Fully Automated Risk and Hazard Assessment for Decision-support (FARHAD): A Cloud-Native Machine-Learning Framework for Worst-Case Scenario Flood-Risk Mapping via Weakline Analysis
摘要
Practical flood-risk assessment requires methods that represent both baseline flooding and amplification from levees, berms, road embankments, and other discontinuities controlling floodplain connectivity. This study presents FARHAD, a cloud-native machine-learning workflow for weakline-aware flood-risk mapping, demonstrated in two Iranian basins: Aqqala and Poldokhtar. Open geospatial and Earth-observation data were processed in Google Earth Engine to derive terrain, hydrological, hydrographic, land-surface, exposure, and vulnerability predictors. An Extreme Gradient Boosting (XGBoost) depth surrogate was trained against GLOFAS-derived design-event targets to produce 30 m depth rasters for 30-, 100-, 300-, and 1000-year average recurrence intervals. Pixel-wise cross-validation showed high internal agreement, while spatial-block cross-validation indicated more conservative transferability, supporting interpretation as screening-level products rather than independently validated hydraulic simulations. Hazard intensity was characterised using depth and a derived Depth × Velocity proxy, then classified using the Swiss FOEN danger concept and the Australian Disaster Resilience Handbook 7. Hazard layers were combined with gridded population, building footprints, and a composite vulnerability index using Risk = Hazard × Exposure × Vulnerability to generate continuous and classified risk maps. Weaklines were delineated from machine-learning-derived flood extents and terrain context, and closure configurations were ranked using a depth-weighted exposure index.
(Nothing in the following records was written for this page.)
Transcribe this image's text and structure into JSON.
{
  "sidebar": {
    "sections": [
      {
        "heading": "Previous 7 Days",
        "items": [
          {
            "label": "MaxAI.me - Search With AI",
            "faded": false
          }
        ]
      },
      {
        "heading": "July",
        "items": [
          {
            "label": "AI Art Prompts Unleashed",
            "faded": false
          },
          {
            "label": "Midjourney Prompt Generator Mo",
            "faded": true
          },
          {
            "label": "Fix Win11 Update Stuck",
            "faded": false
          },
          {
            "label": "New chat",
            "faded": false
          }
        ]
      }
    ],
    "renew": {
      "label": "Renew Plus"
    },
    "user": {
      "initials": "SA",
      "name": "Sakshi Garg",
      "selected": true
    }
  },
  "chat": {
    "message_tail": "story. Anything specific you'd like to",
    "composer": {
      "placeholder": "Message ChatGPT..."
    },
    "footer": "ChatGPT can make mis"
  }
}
Results show that weakline effects differ by basin morphology. Dense weakline clusters in mountainous Poldokhtar produced corridor-bound increases in upper hazard and risk tiers, whereas selected closures in low-gradient Aqqala generated localised escalation near the urban fringe with limited basin-wide footprint change. FARHAD therefore provides a reproducible screening framework for comparing Baseline and conservative weakline-closure risk patterns in data-scarce catchments.